Aby wejść na szczyt, najpierw trzeba przejść dolinę - komentarze po meczu Górnik Zabrze - GKP Gorzów

Trener Górnika Adam Nawałka nie był zadowolony z tego, co zaprezentowali jego piłkarze. Szkoleniowiec zabrzan ma świadomość, że w takim stylu awansu nie da się wywalczyć.

Adam Topolski (GKP): Przyjechaliśmy tutaj dobrze się zaprezentować. Górnik był faworytem, ale chcieliśmy zagrać bez bojaźni. W pierwszej połowie to nam się udało i szkoda, że Janusiński nie wykorzystał swojej okazji. Graliśmy z Górnikiem otwartą piłkę, na co nie każdy by się zdecydował na moim miejscu. Dobrze zamknęliśmy skrzydła Górnikowi, bo wiedzieliśmy, że Szczot i Bonin grają bardzo dobrze. Górnik nie mógł sobie pozwolić na stratę punktów i atakował. Niestety nie udało nam się choćby zremisować. Wyszedł brak doświadczenia i brak asekuracji przy straconej bramce.
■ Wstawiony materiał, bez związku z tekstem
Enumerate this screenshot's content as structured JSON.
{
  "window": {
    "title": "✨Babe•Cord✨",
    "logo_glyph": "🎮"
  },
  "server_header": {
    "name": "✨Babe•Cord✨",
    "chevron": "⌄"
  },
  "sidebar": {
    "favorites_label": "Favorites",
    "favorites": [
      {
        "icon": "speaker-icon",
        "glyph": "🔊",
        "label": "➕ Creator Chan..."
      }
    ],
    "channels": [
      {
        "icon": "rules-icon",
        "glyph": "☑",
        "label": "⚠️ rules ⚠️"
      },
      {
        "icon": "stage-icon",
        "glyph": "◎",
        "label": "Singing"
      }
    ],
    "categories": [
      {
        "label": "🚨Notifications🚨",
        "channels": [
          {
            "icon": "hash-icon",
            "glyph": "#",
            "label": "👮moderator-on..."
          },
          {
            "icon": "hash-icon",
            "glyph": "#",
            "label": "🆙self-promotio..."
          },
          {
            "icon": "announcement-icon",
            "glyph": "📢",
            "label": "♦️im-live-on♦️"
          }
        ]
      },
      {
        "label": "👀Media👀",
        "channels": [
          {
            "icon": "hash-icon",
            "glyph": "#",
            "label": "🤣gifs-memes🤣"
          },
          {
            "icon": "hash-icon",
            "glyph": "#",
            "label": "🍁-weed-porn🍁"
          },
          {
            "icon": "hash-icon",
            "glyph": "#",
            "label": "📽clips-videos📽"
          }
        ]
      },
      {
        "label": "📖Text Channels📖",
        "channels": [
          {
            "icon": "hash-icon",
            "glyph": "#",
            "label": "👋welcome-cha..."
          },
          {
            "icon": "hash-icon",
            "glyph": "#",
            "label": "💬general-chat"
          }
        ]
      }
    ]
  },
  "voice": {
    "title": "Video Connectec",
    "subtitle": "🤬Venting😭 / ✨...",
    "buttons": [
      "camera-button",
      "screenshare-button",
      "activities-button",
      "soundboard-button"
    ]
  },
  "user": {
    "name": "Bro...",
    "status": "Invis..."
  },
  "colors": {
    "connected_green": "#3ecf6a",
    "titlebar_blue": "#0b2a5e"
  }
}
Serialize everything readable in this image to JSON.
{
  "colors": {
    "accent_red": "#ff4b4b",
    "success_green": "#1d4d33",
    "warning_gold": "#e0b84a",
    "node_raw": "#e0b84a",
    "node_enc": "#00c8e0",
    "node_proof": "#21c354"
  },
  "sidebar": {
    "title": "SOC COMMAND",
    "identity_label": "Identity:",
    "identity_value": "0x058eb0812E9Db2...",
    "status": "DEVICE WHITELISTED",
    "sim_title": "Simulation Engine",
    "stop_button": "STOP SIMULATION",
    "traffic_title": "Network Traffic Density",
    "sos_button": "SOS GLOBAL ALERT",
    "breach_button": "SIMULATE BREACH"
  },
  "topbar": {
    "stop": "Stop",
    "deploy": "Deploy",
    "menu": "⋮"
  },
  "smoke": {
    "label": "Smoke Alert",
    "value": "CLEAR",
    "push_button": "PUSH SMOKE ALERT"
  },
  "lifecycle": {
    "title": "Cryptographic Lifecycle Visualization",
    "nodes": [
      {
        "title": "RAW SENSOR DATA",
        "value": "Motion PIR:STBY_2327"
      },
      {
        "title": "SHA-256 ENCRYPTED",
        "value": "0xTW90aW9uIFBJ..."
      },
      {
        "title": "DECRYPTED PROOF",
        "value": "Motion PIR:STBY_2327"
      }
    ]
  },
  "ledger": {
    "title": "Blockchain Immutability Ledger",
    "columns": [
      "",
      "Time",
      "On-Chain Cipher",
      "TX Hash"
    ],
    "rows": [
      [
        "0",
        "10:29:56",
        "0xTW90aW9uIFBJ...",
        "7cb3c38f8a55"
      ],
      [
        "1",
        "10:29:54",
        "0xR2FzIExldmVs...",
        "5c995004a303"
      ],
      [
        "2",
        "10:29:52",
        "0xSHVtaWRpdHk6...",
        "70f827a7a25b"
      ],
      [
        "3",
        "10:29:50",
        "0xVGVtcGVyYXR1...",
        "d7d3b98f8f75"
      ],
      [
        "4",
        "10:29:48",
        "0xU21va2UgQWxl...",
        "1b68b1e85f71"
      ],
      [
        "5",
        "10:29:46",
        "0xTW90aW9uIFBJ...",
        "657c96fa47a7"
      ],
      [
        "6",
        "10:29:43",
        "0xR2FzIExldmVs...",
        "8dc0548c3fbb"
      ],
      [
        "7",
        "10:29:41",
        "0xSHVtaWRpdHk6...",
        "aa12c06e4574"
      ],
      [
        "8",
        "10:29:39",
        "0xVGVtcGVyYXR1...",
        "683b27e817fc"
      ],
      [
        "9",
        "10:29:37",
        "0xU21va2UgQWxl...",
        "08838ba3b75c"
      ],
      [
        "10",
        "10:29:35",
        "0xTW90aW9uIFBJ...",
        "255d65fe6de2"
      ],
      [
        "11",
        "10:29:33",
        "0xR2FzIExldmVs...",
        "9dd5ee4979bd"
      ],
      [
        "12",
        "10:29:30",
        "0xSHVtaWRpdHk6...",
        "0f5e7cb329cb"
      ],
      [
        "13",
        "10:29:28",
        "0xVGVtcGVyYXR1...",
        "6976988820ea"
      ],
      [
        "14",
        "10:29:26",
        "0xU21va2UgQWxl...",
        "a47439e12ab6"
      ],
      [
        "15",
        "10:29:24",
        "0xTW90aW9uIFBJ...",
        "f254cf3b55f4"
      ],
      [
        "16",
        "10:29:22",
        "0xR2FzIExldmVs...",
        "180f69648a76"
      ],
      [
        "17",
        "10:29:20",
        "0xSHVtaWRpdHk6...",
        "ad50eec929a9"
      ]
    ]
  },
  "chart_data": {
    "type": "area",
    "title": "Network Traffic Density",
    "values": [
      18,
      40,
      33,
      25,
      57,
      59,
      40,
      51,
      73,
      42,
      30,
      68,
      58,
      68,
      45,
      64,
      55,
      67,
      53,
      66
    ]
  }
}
Adam Nawałka (Górnik): Parafrazując słowa jednego z prezesów Allianz, aby wejść na szczyt najpierw trzeba przejść dolinę. Ta dolina jest w naszym wykonaniu bardzo długa. Nie będę rozwodził się na temat poziomu spotkania, bo wszyscy widzieliśmy jak było. Dla nas celem były trzy punkty i to udało się osiągnąć. Pozostaje wiele do życzenia co do organizacji gry, musimy nad tym jeszcze pracować. Cieszy strzelona bramka, bo dała przełamanie niemocy zwycięstw w ostatnim czasie. Zawodnicy bardzo się starali, ale nie zawsze wszystko wychodziło. Wypracowaliśmy sobie bardzo mało sytuacji i to było głównym powodem braku komfortu gry. Zbyt szybko chcieliśmy dochodzić do sytuacji strzeleckich, brakowało spokoju i opanowania, a z tego rodzi się niedokładność. Następny mecz z Podbeskidziem, mamy jeszcze trochę czasu i ja wierzę, że nasza gra będzie stała na lepszym poziomie. No i że spotkanie zakończy się naszą wygraną.